Demand still seems good for BTL in the right places and if the sums work out. You have a big investment in one place, but you have good control.
Property funds have generally been rip offs. You pay lots in fees and don't have control. Liquidity is poor, but you get someone else managing it and better diversity maybe.
I would risk my money on UK property over anything in the Eurozone as a starting point. As for the chances of UK property holding its value, that's a 'how long is a piece of string' question and, besides, the value of the property you are letting is only an issue if you need to sell up. I think the main calculation, therefore, is whether your rentals and occupancy rate will cover the mortgage payments and other costs of letting. The secondary consideration is whether interest rates are likely to go up, increasing your letting costs. The third element is whether rental values will drop if cash-strapped tenants (and possibly the changes to HB rules) can no longer afford them.
Sorry, that was a bit garbled wasn't it? Hope it made sense.
Or would you look at investing in property somewhere else in the world, and if so, where?
I am looking at 3/4 bed houses that will let in towns where there are high numbers of students. nurse, junior doctors etc, and two bed flat in a busy commuter town outside London.

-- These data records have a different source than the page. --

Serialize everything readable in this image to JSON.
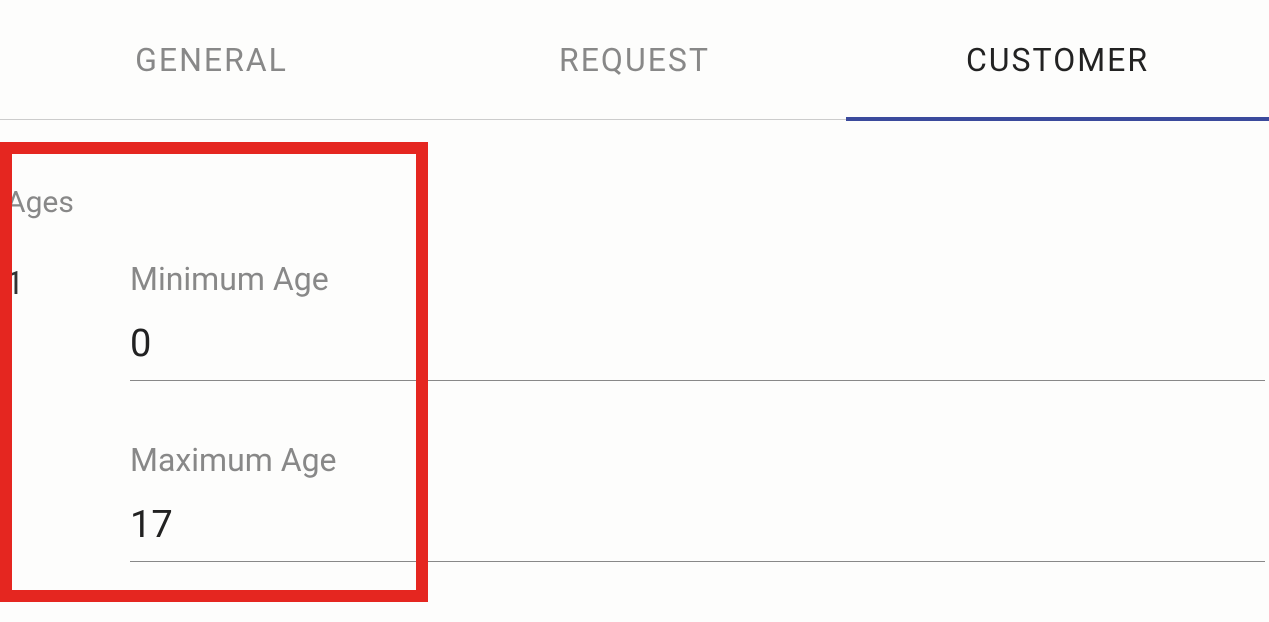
{
  "tabs": {
    "general": "GENERAL",
    "request": "REQUEST",
    "customer": "CUSTOMER",
    "active": "customer"
  },
  "section": {
    "title": "Ages",
    "rows": [
      {
        "index": "1",
        "min_label": "Minimum Age",
        "min_value": "0",
        "max_label": "Maximum Age",
        "max_value": "17"
      }
    ]
  }
}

I don't think letting them would be an issue but I'm wondering how far can the prices afford to fall if we go into another horrendous recession, where I can still ride it out making money over and above my mortgage costs (prob. about 50% LTV on mortgage.) that will make it worthwhile taking a hit on the value in the short to medium term.
Or should I be looking at being a hands-off investor in a property scheme
abroad, and probably outside Europe? What will the Euro crisis do the the European property market - perhaps there is a way to make money out of it?